"Viens, Seigneur Jésus, viens !" C'est l'appel fort que nous lançons en ce temps de l'Avent. Et voilà, le Seigneur est venu pour sœur Blandine. Il est venu la cueillir comme un fruit mûr avant l'hiver, ce 13 décembre 2017. Ces quelques lignes veulent tenter d'évoquer, pour nous le faire suivre avec cœur, son sillage. Les dons de courage et d'énergie n'ont pas manqué à sœur Blandine pour tenir pleinement sa place dans la vie cistercienne et ses exigences selon l'appel reçu de Dieu.

Deuxième de six enfants, d'une famille chrétienne, la jeune Annick reçu une éducation aussi forte qu'aimante.
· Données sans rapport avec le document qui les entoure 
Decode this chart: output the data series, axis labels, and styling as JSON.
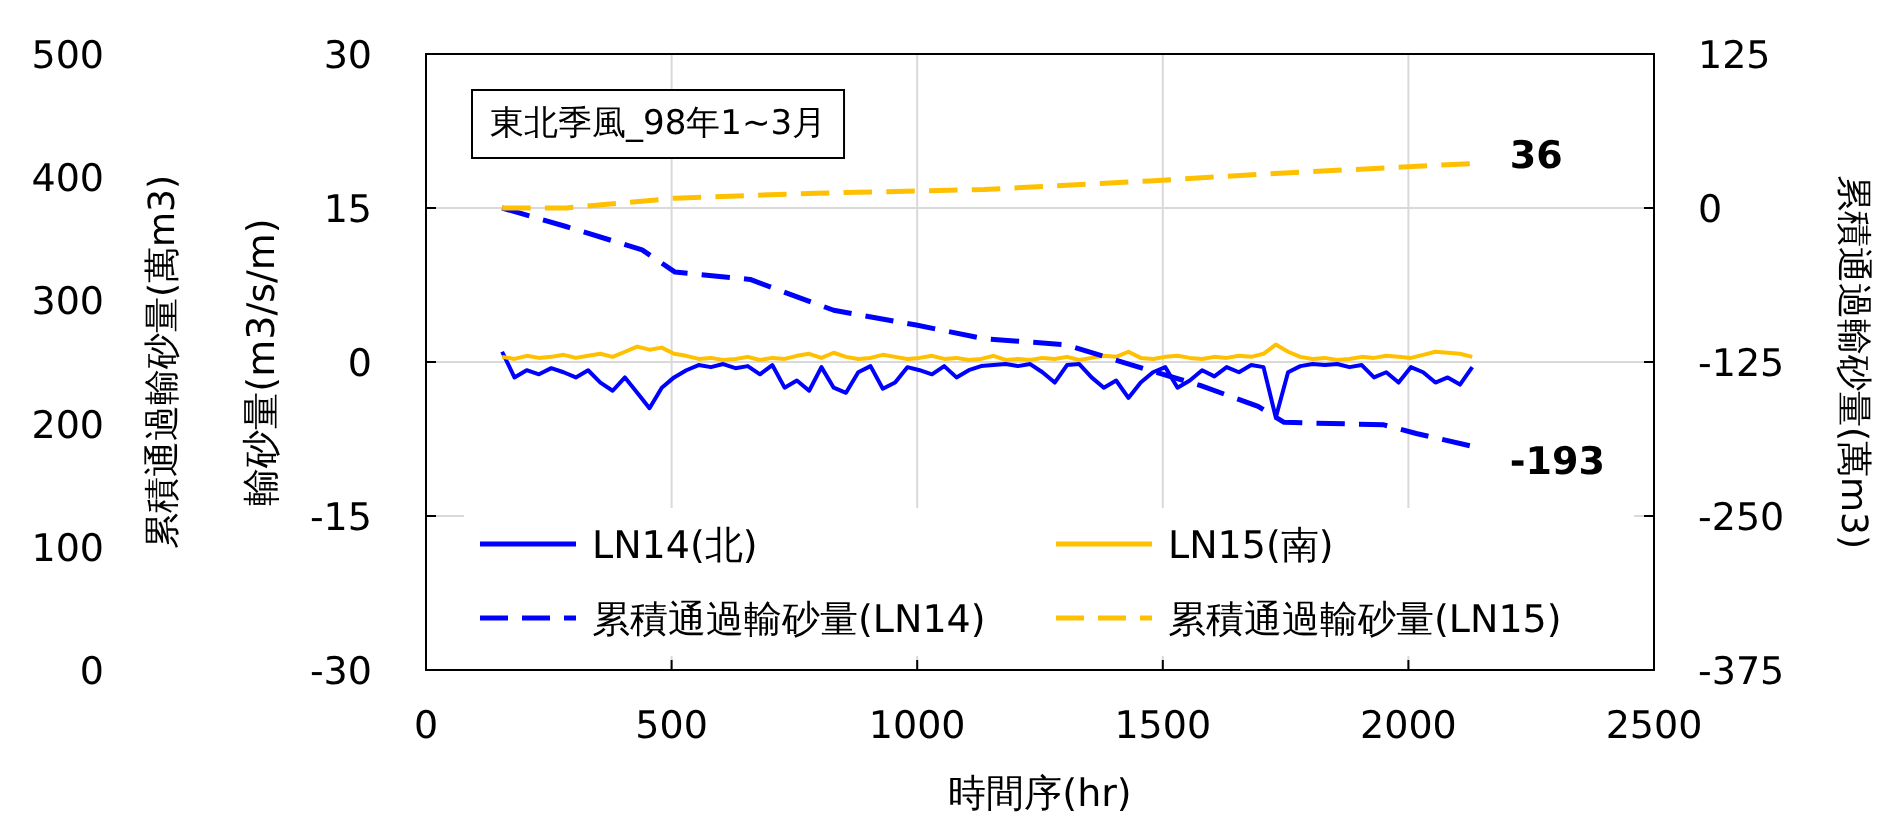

C'est ainsi que le handicap de la polio de son enfance n'a pas arrêté l'élan fervent de sa vocation. Entrée au monastère de Notre Dame des Gardes à l'âge de 28 ans, elle reçut l'habit et s'y engagea par la profession temporaire puis solennelle. Sa force d'âme et sa culture (licenciée d'Anglais) la firent choisir très tôt, trop tôt pour elle, comme Maîtresse des nombreuses novices de l'époque. Cette place avait été laissée vacante par l'envoi de sœurs à la fondation du Bénin. Envoyée ensuite elle-même dans une autre fondation, celle de notre monastère de la Paix-Dieu, sœur Blandine y continua cette tâche. 


Elle fit aussi preuve de savoir-faire dans l'organisation de la bibliothèque naissante et grandissante. De ses mains habiles, sortaient aussi de belles reliures et même pendant quelques temps, la taille et la couture des vêtements; non sans un certain perfectionnisme. Elle assurait aussi le choix des lectures du réfectoire. Quelques chutes lui valurent encore des temps plus ou moins prolongés d'immobilisme et des séances de kiné. Des séances de kiné elle en eut d'ailleurs toujours l'accaparante nécessité.













Peu à peu, dans les toutes dernières années, soeur Blandine dû quitter ses cannes qui la menaient pourtant partout, pour le déambulateur et le fauteuil roulant. Il lui en a coûté particulièrement de ne plus pouvoir descendre au scriptorium pour en garnir encore les rayons de nouveaux livres. Puis vint l'heure du cancer qui envahit ses poumons. Prévenue de son état, et hospitalisée, elle acquiesça volontiers à son éventuel départ. Les médecins pensèrent que cela viendrait sans tarder. Mais les jours passèrent, sans traitement lourd, avec le soutien de l'oxygène. 

Et c'est bien vivante qu'elle pût regagner le monastère et sa chambre. Tout en demeurant alitée et bien entourée des soins nécessaires, des auxiliaires de vie, et de ses soeurs, soeur Blandine resta paisible, un peu ignorante de son état, accompagné d'une certaine amnésie. Cette limite ne l'empêchait pas de demeurer attentive aux autres, et de garder son goût pour la lecture.












"Vous ne savez ni le jour, ni l'heure" dit le Seigneur. Pourtant Il n'est pas tout à fait venu comme un voleur. En ce mois de décembre la vitalité de soeur Blandine s'amenuisa avec la perte d'appétit. L'heure approchait visiblement mais paisiblement, quand le souffle devint de plus en plus court. La communauté se rassembla alors avec le Père Aumônier pour une dernière prière auprès de soeur Blandine. Et le Seigneur recueillit son dernier souffle au matin de ce 13 décembre, à deux mois de ses 90 ans, laissant encore à notre mémoire le dernier souvenir de la beauté lumineuse de son visage.